Accessing memory

Data processing and flow control concentrated on data processing and flow control instructions. In this exercise, we show how to access memory with load and store instructions. To do this, we implement our own simple memory copy (memcpy) routine.

Get started

Like with Data processing and flow control, a framework project is provided to get you started. Follow these steps:

  1. Import the 2_memcpy project into the Arm Development Studio.
  2. The imported project then appears in the Project Explorer pane, as you can see in the following screenshot:

    You should see the following files in the memcpy project:

    • startup.s
      This is a simple reset handler. You will not need to modify this file for this exercise. Unlike Data processing and flow control, this startup file includes code to configure and enable the MMU.
    • main.c
      This contains the C main() function, and implements a simple test harness for the function that you will develop.
    • memcpy.s
      This is an A64 assembler file. This file contains an empty function definition that you will complete.
    Implement byte by byte copying
  3. Open memcpy.s.
  4. The following code shows the empty function that we are going to implement:

      .global my_memcpy
        // void my_memcpy(uint8_t* src, uint8_t* dst, uint32_t size_in_bytes)
        .type my_memcpy, @function
        //  ADD YOUR CODE HERE

    The function takes three arguments:

    • src - a pointer to the source buffer, which points to first data item
    • dst - a pointer to the destination buffer, which points to first empty location
    • size_in_bytes - the number of bytes to be copied

    For this exercise, we can assume that the pointers are to memory that is marked as Normal and that strict alignment checking is not enabled. This means that unaligned accesses are permitted. There are several possible approaches to implementing the function. We start with the simplest approach, which is a byte by byte copy. In pseudocode, we can represent this as you can see here:

    	while size_in_bytes greater than 0
    		load byte from src
    		increment src pointer by 1
    		store byte to dst
    		increment dst pointer by 1
    		decrement size_in_bytes by 1
  5. Implement the function, copying one byte at a time.
  6. Here are a few things to consider before getting started:

    • What size are addresses in AArch64?
    • How will you update the pointers after each iteration?
    • What is the syntax for loading a sub-register sized quantity?
    Run the completed image

    Once you have completed the function, you can test it using the Fixed Virtual Platform (FVP) models that are provided with Arm Development Studio.

  7. Right-click on the project and select Build Project to build the project.
  8. As in Data processing and flow control, the Console tab shows the build messages.

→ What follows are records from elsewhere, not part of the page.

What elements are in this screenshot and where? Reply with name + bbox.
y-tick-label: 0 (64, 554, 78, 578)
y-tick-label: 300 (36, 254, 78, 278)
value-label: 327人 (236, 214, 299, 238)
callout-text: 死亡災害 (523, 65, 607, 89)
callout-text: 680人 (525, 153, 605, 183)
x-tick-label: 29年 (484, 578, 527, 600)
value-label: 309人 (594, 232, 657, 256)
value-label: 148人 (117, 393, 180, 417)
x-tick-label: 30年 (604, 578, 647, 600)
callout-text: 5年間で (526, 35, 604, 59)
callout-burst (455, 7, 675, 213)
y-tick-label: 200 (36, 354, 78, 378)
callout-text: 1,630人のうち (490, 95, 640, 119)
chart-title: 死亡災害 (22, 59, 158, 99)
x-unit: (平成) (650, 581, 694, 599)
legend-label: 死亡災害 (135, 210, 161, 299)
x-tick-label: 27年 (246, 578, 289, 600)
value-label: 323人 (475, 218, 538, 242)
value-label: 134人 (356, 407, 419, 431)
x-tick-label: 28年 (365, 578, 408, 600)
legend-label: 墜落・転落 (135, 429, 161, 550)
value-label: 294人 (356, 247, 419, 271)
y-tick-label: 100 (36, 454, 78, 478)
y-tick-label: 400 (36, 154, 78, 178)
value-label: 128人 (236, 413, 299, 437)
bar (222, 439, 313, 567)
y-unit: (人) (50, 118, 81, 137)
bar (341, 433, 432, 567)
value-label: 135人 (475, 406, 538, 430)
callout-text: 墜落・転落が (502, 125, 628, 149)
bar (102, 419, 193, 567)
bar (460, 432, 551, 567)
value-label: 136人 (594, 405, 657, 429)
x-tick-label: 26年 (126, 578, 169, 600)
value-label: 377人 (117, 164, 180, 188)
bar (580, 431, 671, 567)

If the project builds successfully, the output will look like what you can see in this screenshot:

  9. Check for any errors. If there are any, correct them and try to rebuild the project.
  10. When you have successfully built your image, test it using the FVP models. This exercise uses an FVP with a single-core Cortex-A53 processor.

  11. Launch the model using the A64 – memcpy.launch script in the project.
  12. Click the green arrow icon to run the model.
  13. The Target Console tab shows the output from the simulator. The output for a successful run looks like this code:

    terminal_0: Listening for serial connection on port 5000
    terminal_1: Listening for serial connection on port 5001
    terminal_2: Listening for serial connection on port 5002
    terminal_3: Listening for serial connection on port 5003
    CADI server started listening to port 7000
    Info: FVP_Base_Cortex_A53x1: CADI Debug Server started for ARM Models...
    CADI server is reported on port 7000
    Memcpy Workbook: Finished successfully

    Every time you launch the model, you will see a window open, like the one that is shown here:

    This window represents the LCD and switches of the simulated platform. These exercises do not use these features, but there is something else of interest. Total Instr reports the number of instructions that the simulator has executed since it was launched.

  14. Make a note of the instruction count after running your implementation.
  15. Note: Your figure might be different to that shown in the screenshot. The total instruction count 7,453 is based on the reference solution with Arm Compiler 6.12.

    Implement multi-byte copying

    Copying one byte at a time is simple, but inefficient. For most copy operations, we want to transfer more than one byte at a time, so that we can reduce the number of iterations. We might also try to issue multiple loads and stores for each iteration.

    The next step is to modify my_memcpy() to use load and store pair instructions with X registers. This means that 128 bits, not 8 bits, are copied per iteration. The code needs also be able to handle data which is not a multiple of 128 bits in size. Follow these steps:

  16. Modify the my_memcpy() function to use the LDP and STP instructions with X registers for the first iterations. Use smaller accesses for the last few bytes of the data.
  17. Re-run the test program and check the instruction count. Has it changed?
  18. You should see that the instruction count has gone down. This screenshot shows the result using the reference solution:

    Remember that this is the instruction count for the entire program, not just the running of my_memcpy(). But we can see that the more complex implementation has reduced the number of instructions needed to copy the data (7,453 instead of 6,778), at least with this size of buffer. The larger the data set, the bigger the reduction. However, with very small amounts of data, the new implementation might be slower.

  19. Experiment with different sizes of data and different implementations of the copy routine. Consider using the wider floating-point registers.